Rabobank is on the cusp of being fined $1bn by US and UK authorities for its alleged role in the manipulation of the key interbank lending rate Libor.
According to three unnamed sources cited by the Financial Times, the Dutch lender is set to pay the second largest financial penalty related to Libor fixing allegations, by the end of October this year.
Rabobank, a co-operative founded in the late 19th century as a farmers' bank, received a formal request from the Dutch Ministry of Security and Justice, for information linked to the ongoing probes into its possible involvement in the manipulation of Libor, in October last year.
Alongside a number of US, European and Asian banks, Rabobank is under investigation into whether it had rigged Libor rates, between 2006 and 2009, in a scandal which has now engulfed a dozen or more major financials around the world.

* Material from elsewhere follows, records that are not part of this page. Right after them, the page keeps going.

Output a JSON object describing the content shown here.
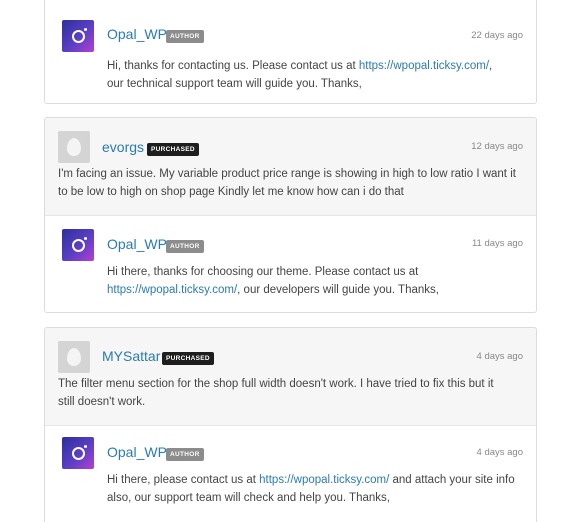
{
  "threads": [
    {
      "question": null,
      "reply": {
        "name": "Opal_WP",
        "badge": "AUTHOR",
        "time": "22 days ago",
        "body_before": "Hi, thanks for contacting us. Please contact us at ",
        "link": "https://wpopal.ticksy.com/",
        "body_after": ", our technical support team will guide you. Thanks,"
      }
    },
    {
      "question": {
        "name": "evorgs",
        "badge": "PURCHASED",
        "time": "12 days ago",
        "body": "I'm facing an issue. My variable product price range is showing in high to low ratio I want it to be low to high on shop page Kindly let me know how can i do that"
      },
      "reply": {
        "name": "Opal_WP",
        "badge": "AUTHOR",
        "time": "11 days ago",
        "body_before": "Hi there, thanks for choosing our theme. Please contact us at ",
        "link": "https://wpopal.ticksy.com/",
        "body_after": ", our developers will guide you. Thanks,"
      }
    },
    {
      "question": {
        "name": "MYSattar",
        "badge": "PURCHASED",
        "time": "4 days ago",
        "body": "The filter menu section for the shop full width doesn't work. I have tried to fix this but it still doesn't work."
      },
      "reply": {
        "name": "Opal_WP",
        "badge": "AUTHOR",
        "time": "4 days ago",
        "body_before": "Hi there, please contact us at ",
        "link": "https://wpopal.ticksy.com/",
        "body_after": " and attach your site info also, our support team will check and help you. Thanks,"
      }
    }
  ]
}
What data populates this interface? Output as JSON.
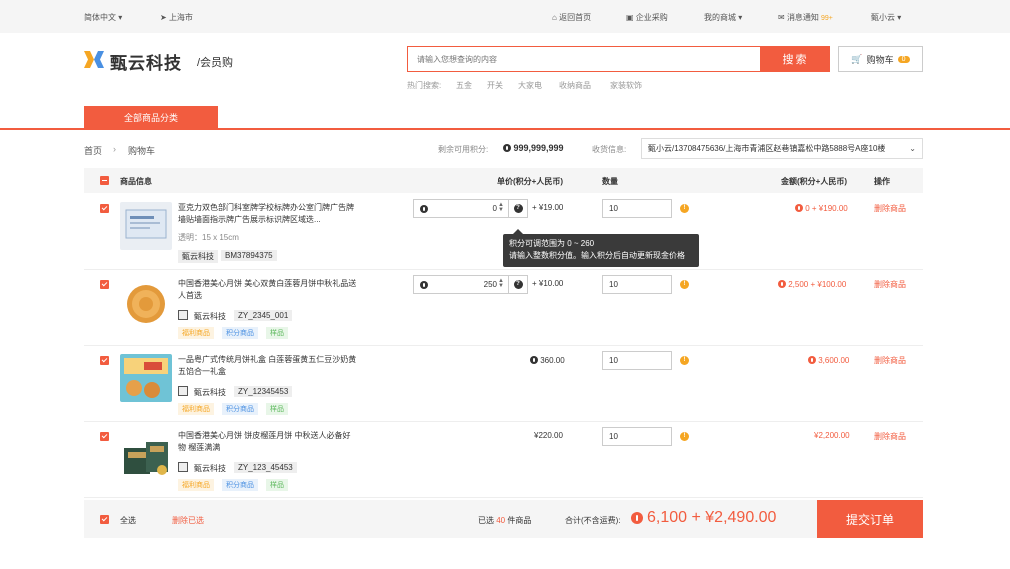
{
  "topbar": {
    "lang": "简体中文",
    "location": "上海市",
    "home": "返回首页",
    "enterprise": "企业采购",
    "mall": "我的商城",
    "messages": "消息通知",
    "messages_badge": "99+",
    "user": "甄小云"
  },
  "header": {
    "logo_text": "甄云科技",
    "logo_sub": "/会员购",
    "search_placeholder": "请输入您想查询的内容",
    "search_button": "搜索",
    "cart_label": "购物车",
    "cart_count": "0",
    "hot_label": "热门搜索:",
    "hot_items": [
      "五金",
      "开关",
      "大家电",
      "收纳商品",
      "家装软饰"
    ]
  },
  "nav": {
    "all_categories": "全部商品分类"
  },
  "breadcrumb": {
    "home": "首页",
    "sep": "›",
    "current": "购物车"
  },
  "points": {
    "label": "剩余可用积分:",
    "value": "999,999,999"
  },
  "address": {
    "label": "收货信息:",
    "value": "甄小云/13708475636/上海市青浦区赵巷镇嘉松中路5888号A座10楼"
  },
  "table": {
    "headers": {
      "product": "商品信息",
      "unit_price": "单价(积分+人民币)",
      "qty": "数量",
      "amount": "金额(积分+人民币)",
      "action": "操作"
    }
  },
  "items": [
    {
      "name": "亚克力双色部门科室牌学校标牌办公室门牌广告牌墙贴墙面指示牌广告展示标识牌区域迭...",
      "attr": "透明：15 x 15cm",
      "brand": "甄云科技",
      "sku": "BM37894375",
      "tags": [],
      "points": "0",
      "rmb": "+ ¥19.00",
      "qty": "10",
      "amount": "0 + ¥190.00",
      "delete": "删除商品"
    },
    {
      "name": "中国香港美心月饼 美心双黄白莲蓉月饼中秋礼品送人首选",
      "attr": "",
      "brand": "甄云科技",
      "sku": "ZY_2345_001",
      "tags": [
        "福利商品",
        "积分商品",
        "样品"
      ],
      "points": "250",
      "rmb": "+ ¥10.00",
      "qty": "10",
      "amount": "2,500 + ¥100.00",
      "delete": "删除商品"
    },
    {
      "name": "一品粤广式传统月饼礼盒 白莲蓉蛋黄五仁豆沙奶黄五馅合一礼盒",
      "attr": "",
      "brand": "甄云科技",
      "sku": "ZY_12345453",
      "tags": [
        "福利商品",
        "积分商品",
        "样品"
      ],
      "unit_only": "360.00",
      "qty": "10",
      "amount": "3,600.00",
      "delete": "删除商品"
    },
    {
      "name": "中国香港美心月饼 饼皮榴莲月饼 中秋送人必备好物 榴莲满满",
      "attr": "",
      "brand": "甄云科技",
      "sku": "ZY_123_45453",
      "tags": [
        "福利商品",
        "积分商品",
        "样品"
      ],
      "unit_only": "¥220.00",
      "qty": "10",
      "amount": "¥2,200.00",
      "delete": "删除商品"
    }
  ],
  "tooltip": {
    "line1": "积分可调范围为 0 ~ 260",
    "line2": "请输入整数积分值。输入积分后自动更新现金价格"
  },
  "footer": {
    "select_all": "全选",
    "delete_selected": "删除已选",
    "selected_prefix": "已选",
    "selected_count": "40",
    "selected_suffix": "件商品",
    "total_label": "合计(不含运费):",
    "total_value": "6,100 + ¥2,490.00",
    "submit": "提交订单"
  },
  "colors": {
    "accent": "#f25c3f",
    "warn": "#f5a623"
  }
}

Rabobank declined to comment.
Libor valuations directly influence the value of trillions of dollars of financial deals between banks and other institutions.
The benchmark reference rates are used in euro, US dollar and British sterling over-the-counter (OTC) interest rate derivatives contracts and exchange traded interest rate contracts.
Barclays was the first to settle with UK and US authorities in June 2012 for £290m.
Nearly six months later UBS agreed a record $1.5bn fine with US, UK and Swiss authorities and also admitted to one count of wire fraud relating to rigging rates in Yen.
In February 2013, RBS became the third major bank to settle with the Commodity Futures Trading Commission, Department of Justice and Financial Services Authority for £390m relating to civil and criminal charges.
In September this year, the US CFTC and Britain's Financial Conduct Authority fined the world's largest interdealer brokerage Icap for its role in the manipulation of the interbank lending rate.
Icap will pay £14m to the FCA and £41m to the CFTC after a significant number of brokers, including two managers, attempted to rig rates between October 2006 and November 2010.